View previous topic :: View next topic |
Author |
Message |
jesnow l33t
Joined: 26 Apr 2006 Posts: 888
|
Posted: Tue Apr 30, 2024 5:37 pm Post subject: wireguard stopped working (again) [never solved] |
|
|
Yet again, wireguard fails silently. At least the debug chain is less frustrating because I know it's probably wireguard's fault.

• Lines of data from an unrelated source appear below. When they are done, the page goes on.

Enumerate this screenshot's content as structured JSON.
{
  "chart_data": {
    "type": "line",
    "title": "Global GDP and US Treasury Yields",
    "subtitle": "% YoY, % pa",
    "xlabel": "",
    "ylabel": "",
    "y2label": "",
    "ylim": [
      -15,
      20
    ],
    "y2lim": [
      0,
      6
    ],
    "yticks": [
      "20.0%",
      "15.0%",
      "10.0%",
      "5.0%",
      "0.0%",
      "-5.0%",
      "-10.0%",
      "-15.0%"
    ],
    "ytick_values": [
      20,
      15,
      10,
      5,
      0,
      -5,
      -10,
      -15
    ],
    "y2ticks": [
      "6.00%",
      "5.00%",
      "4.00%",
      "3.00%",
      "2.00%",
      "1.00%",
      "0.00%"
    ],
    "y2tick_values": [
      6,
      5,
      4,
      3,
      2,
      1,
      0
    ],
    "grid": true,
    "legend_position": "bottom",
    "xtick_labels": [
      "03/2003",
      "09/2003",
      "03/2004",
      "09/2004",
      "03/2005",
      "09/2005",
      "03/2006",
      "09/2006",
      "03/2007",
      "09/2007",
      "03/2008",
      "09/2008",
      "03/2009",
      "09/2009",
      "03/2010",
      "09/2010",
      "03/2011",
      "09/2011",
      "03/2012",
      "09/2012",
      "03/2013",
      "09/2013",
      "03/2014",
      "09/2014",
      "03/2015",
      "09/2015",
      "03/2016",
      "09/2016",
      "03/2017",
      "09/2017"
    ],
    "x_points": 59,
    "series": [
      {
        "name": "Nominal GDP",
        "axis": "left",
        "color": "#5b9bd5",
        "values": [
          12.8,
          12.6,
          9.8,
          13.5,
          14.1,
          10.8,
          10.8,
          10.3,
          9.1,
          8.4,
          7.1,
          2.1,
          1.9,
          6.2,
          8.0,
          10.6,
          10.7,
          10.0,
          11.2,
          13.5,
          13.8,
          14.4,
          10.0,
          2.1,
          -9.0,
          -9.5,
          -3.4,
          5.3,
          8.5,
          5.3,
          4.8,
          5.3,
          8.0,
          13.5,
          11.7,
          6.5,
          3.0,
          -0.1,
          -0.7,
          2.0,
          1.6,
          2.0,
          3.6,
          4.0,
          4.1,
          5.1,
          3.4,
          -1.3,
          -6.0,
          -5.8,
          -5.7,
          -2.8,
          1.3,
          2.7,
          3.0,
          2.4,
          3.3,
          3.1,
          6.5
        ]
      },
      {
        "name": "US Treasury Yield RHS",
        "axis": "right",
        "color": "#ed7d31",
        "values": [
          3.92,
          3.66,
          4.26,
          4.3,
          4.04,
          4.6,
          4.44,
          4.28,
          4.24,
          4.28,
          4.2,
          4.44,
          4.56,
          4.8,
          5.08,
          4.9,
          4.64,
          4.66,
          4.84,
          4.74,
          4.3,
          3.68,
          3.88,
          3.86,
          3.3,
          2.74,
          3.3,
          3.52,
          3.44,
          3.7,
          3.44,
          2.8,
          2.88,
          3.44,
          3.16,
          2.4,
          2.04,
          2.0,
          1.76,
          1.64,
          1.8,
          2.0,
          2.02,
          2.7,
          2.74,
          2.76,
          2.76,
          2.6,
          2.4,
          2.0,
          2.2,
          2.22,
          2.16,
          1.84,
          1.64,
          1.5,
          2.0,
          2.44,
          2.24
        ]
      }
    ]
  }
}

I sit down at my computer, and my remote mounts aren't available. OK. So I ssh through the wg tunnel, nothing, wg is broken. So when did this happen? Four days ago at midnight. Makes sense, I haven't used the machine since that (WFH). My previous experiences (two debug sessions) with this problem are here:
https://forums.gentoo.org/viewtopic-t-1167259-highlight-.html
https://forums.gentoo.org/viewtopic-t-1166203-highlight-.html
Only this time I haven't rebuilt the kernel. It just stopped working four days ago. I can see this from the output of wg (last handshake) and this:
Code: |
vanaert jesnow # grep nfs: /var/log/messages
Apr 26 00:55:20 vanaert kernel: nfs: server 10.0.17.1 not responding, still trying
Apr 26 00:55:49 vanaert kernel: nfs: server 10.0.17.1 not responding, still trying
Apr 26 00:57:48 vanaert kernel: nfs: server 10.0.17.1 not responding, still trying
Apr 26 00:58:19 vanaert kernel: nfs: server 10.0.17.1 not responding, still trying
Apr 26 00:59:46 vanaert kernel: nfs: server 10.0.17.1 not responding, still trying
Apr 26 00:59:46 vanaert kernel: nfs: server 10.0.17.1 not responding, still trying
Apr 26 01:01:59 vanaert kernel: nfs: server 10.0.17.1 not responding, still trying
Apr 26 01:01:59 vanaert kernel: nfs: server 10.0.17.1 not responding, still trying
Apr 26 01:04:12 vanaert kernel: nfs: server 10.0.17.1 not responding, still trying
Apr 26 01:06:26 vanaert kernel: nfs: server 10.0.17.1 not responding, still trying
Apr 26 03:57:16 vanaert kernel: nfs: server 10.0.17.1 not responding, still trying
Apr 26 03:59:29 vanaert kernel: nfs: server 10.0.17.1 not responding, still trying
Apr 26 03:59:29 vanaert kernel: nfs: server 10.0.17.1 not responding, still trying
Apr 26 12:51:58 vanaert kernel: nfs: server 10.0.17.1 not responding, still trying
Apr 26 12:51:58 vanaert kernel: nfs: server 10.0.17.1 not responding, still trying
Apr 26 12:54:11 vanaert kernel: nfs: server 10.0.17.1 not responding, still trying
|
NFS is thankfully doing me the favor of telling me that it had a connection that suddenly stopped responding.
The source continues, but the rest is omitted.